The Edward Snowden leaks brought insider threats to the forefront of risks and challenges posed to organizations, but more than one year after the exemplary case enterprises still aren't equipped to handle such incidents, according to a recent study.
More than 60 percent of the 355 IT and security professionals polled by security firm Spectorsoft in their “2014 Insider Threat Survey” indicated that they weren't prepared to respond to insider attacks.
The respondents, hailing from small-to-midsized businesses to larger enterprises located in the U.S., Latin America, and Europe, primarily attributed this to both a lack of training (55 percent) as well as budget (51 percent), while 34 percent indicated that the threat wasn't even a priority.

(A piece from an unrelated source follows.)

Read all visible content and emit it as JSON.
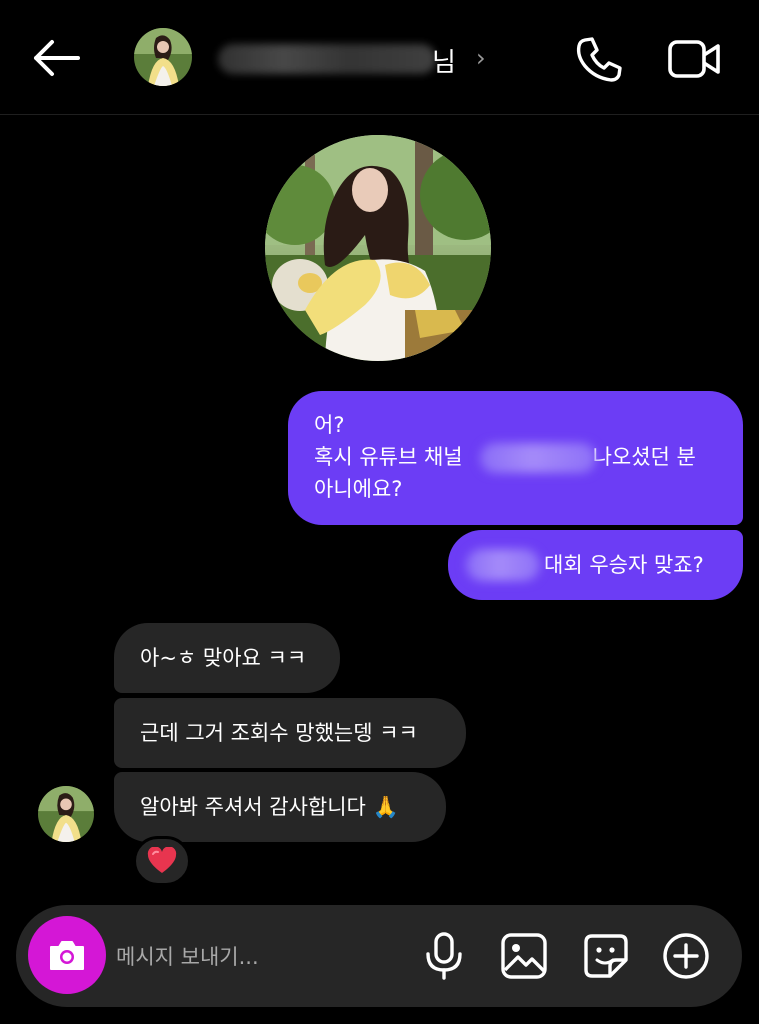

In the survey, 35 percent of respondents said that they had experienced an insider attack, and a large majority, 75 percent, indicated that they don't have the ability to “detail the human behavioral activities of an insider threat,” the study said.
As for the financial impact an organization faces as a result of these threats, 70 percent of respondents shared that an incident cost them less than $50,000 in damages – a stat that left 30 percent of organizations taking a significant hit upwards of that.
Expenses, such as the aforementioned, can ultimately “cost [companies] jobs or the ability to do business,” Rob Williams, chief marketing officer at Spectorsoft, said in an email correspondence with SCMagazine.com.
“Because of the inability to detect an insider threat, 55 percent of incidents took longer than a week to be discovered – a lot of damage can happen in a week,” Williams said.
Those surveyed shared that detecting these threats is the most important aspect when it comes to security, however, they also find it the most challenging.
While breaches caused by insider threats can also be attributed to human error caused by employees without malicious intent, it's users with privileged access that may pose the biggest threat.
If there's one characteristic that organizations have taken away from the Snowden scenario, Williams believes it's the privileged user angle.
“More access means more opportunity to cause greater damage,” he said.